According to Javadoc:
Many aspects of the behavior of this method are inherently platform-dependent: The rename operation might not be able to move a file from one filesystem to another, it might not be atomic, and it might not succeed if a file with the destination abstract pathname already exists. The return value should always be checked to make sure that the rename operation was successful.
From Javadoc:
The rename operation might not be able
to move a file from one filesystem to
another, it might not be atomic, and
it might not succeed if a file with
the destination abstract pathname
already exists.
I tested the following code:
It works the first time, second time it fails as expected.

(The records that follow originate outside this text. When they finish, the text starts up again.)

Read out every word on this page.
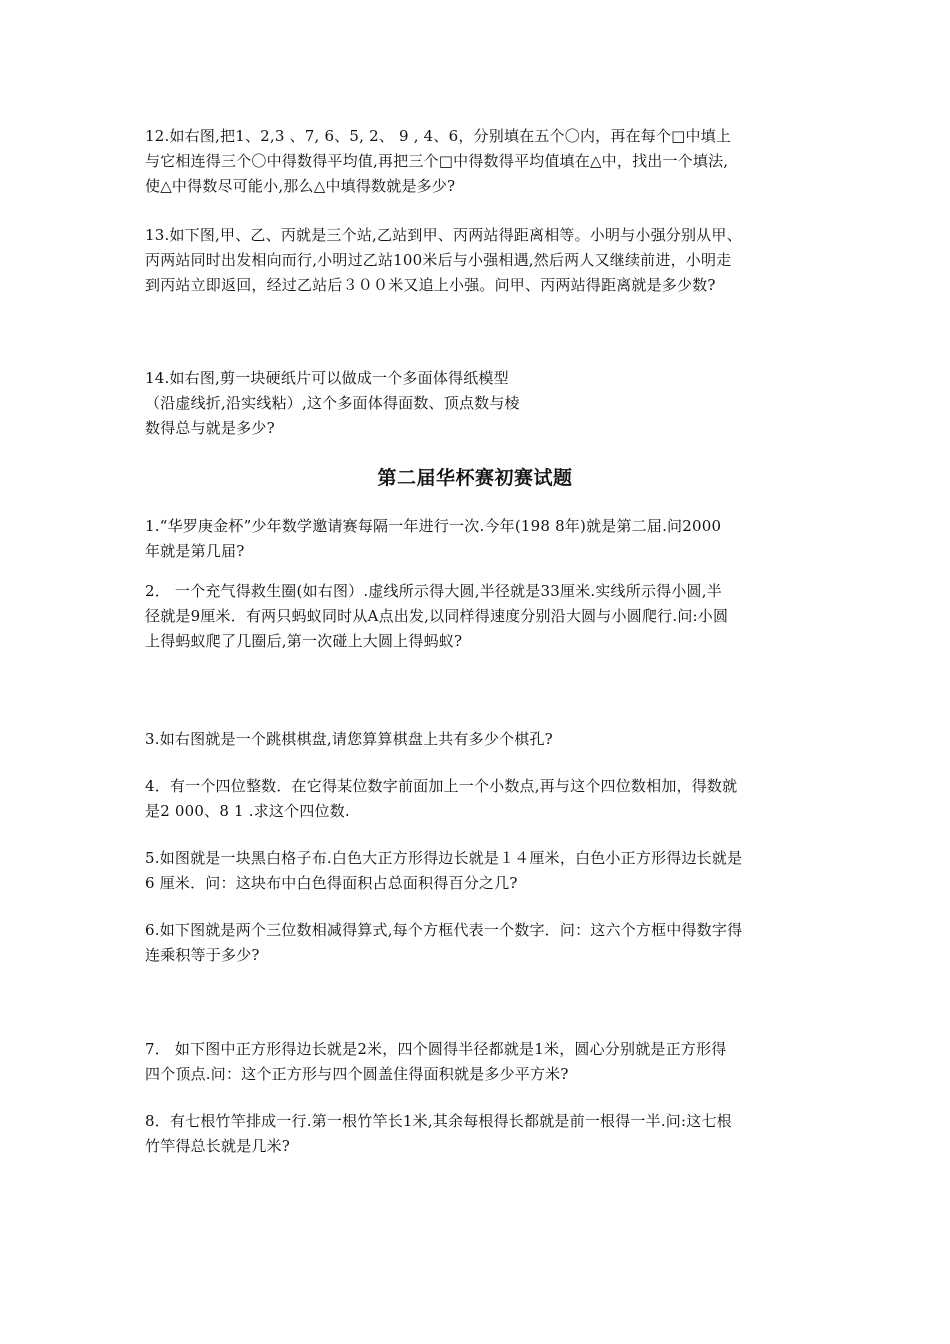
12.如右图,把1、2,3 、7, 6、5, 2、 9 , 4、6，分别填在五个〇内，再在每个□中填上
与它相连得三个〇中得数得平均值,再把三个□中得数得平均值填在△中，找出一个填法,
使△中得数尽可能小,那么△中填得数就是多少?

13.如下图,甲、乙、丙就是三个站,乙站到甲、丙两站得距离相等。小明与小强分别从甲、
丙两站同时出发相向而行,小明过乙站100米后与小强相遇,然后两人又继续前进，小明走
到丙站立即返回，经过乙站后３００米又追上小强。问甲、丙两站得距离就是多少数?

14.如右图,剪一块硬纸片可以做成一个多面体得纸模型
（沿虚线折,沿实线粘）,这个多面体得面数、顶点数与棱
数得总与就是多少?

第二届华杯赛初赛试题

1.“华罗庚金杯”少年数学邀请赛每隔一年进行一次.今年(198 8年)就是第二届.问2000
年就是第几届?

2． 一个充气得救生圈(如右图）.虚线所示得大圆,半径就是33厘米.实线所示得小圆,半
径就是9厘米．有两只蚂蚁同时从A点出发,以同样得速度分别沿大圆与小圆爬行.问:小圆
上得蚂蚁爬了几圈后,第一次碰上大圆上得蚂蚁?

3.如右图就是一个跳棋棋盘,请您算算棋盘上共有多少个棋孔?

4．有一个四位整数．在它得某位数字前面加上一个小数点,再与这个四位数相加，得数就
是2 000、8 1 .求这个四位数.

5.如图就是一块黑白格子布.白色大正方形得边长就是１４厘米，白色小正方形得边长就是
6 厘米．问：这块布中白色得面积占总面积得百分之几?

6.如下图就是两个三位数相减得算式,每个方框代表一个数字．问：这六个方框中得数字得
连乘积等于多少?

7． 如下图中正方形得边长就是2米，四个圆得半径都就是1米，圆心分别就是正方形得
四个顶点.问：这个正方形与四个圆盖住得面积就是多少平方米?

8．有七根竹竿排成一行.第一根竹竿长1米,其余每根得长都就是前一根得一半.问:这七根
竹竿得总长就是几米?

To move a file you should delete or rename the destination if required.
public class Test {
public static void main(String[] args) throws IOException {
File file = new File( "c:\\filename" );
file.createNewFile();
File dir = new File( "c:\\temp" );
boolean success = file.renameTo( new File( dir, file.getName() ) );
if ( !success ) {
System.err.println( "succ:" + success );
}
}
}
As it is system dependent you should not expect it to behave this or other way. Check it and implement your own logic.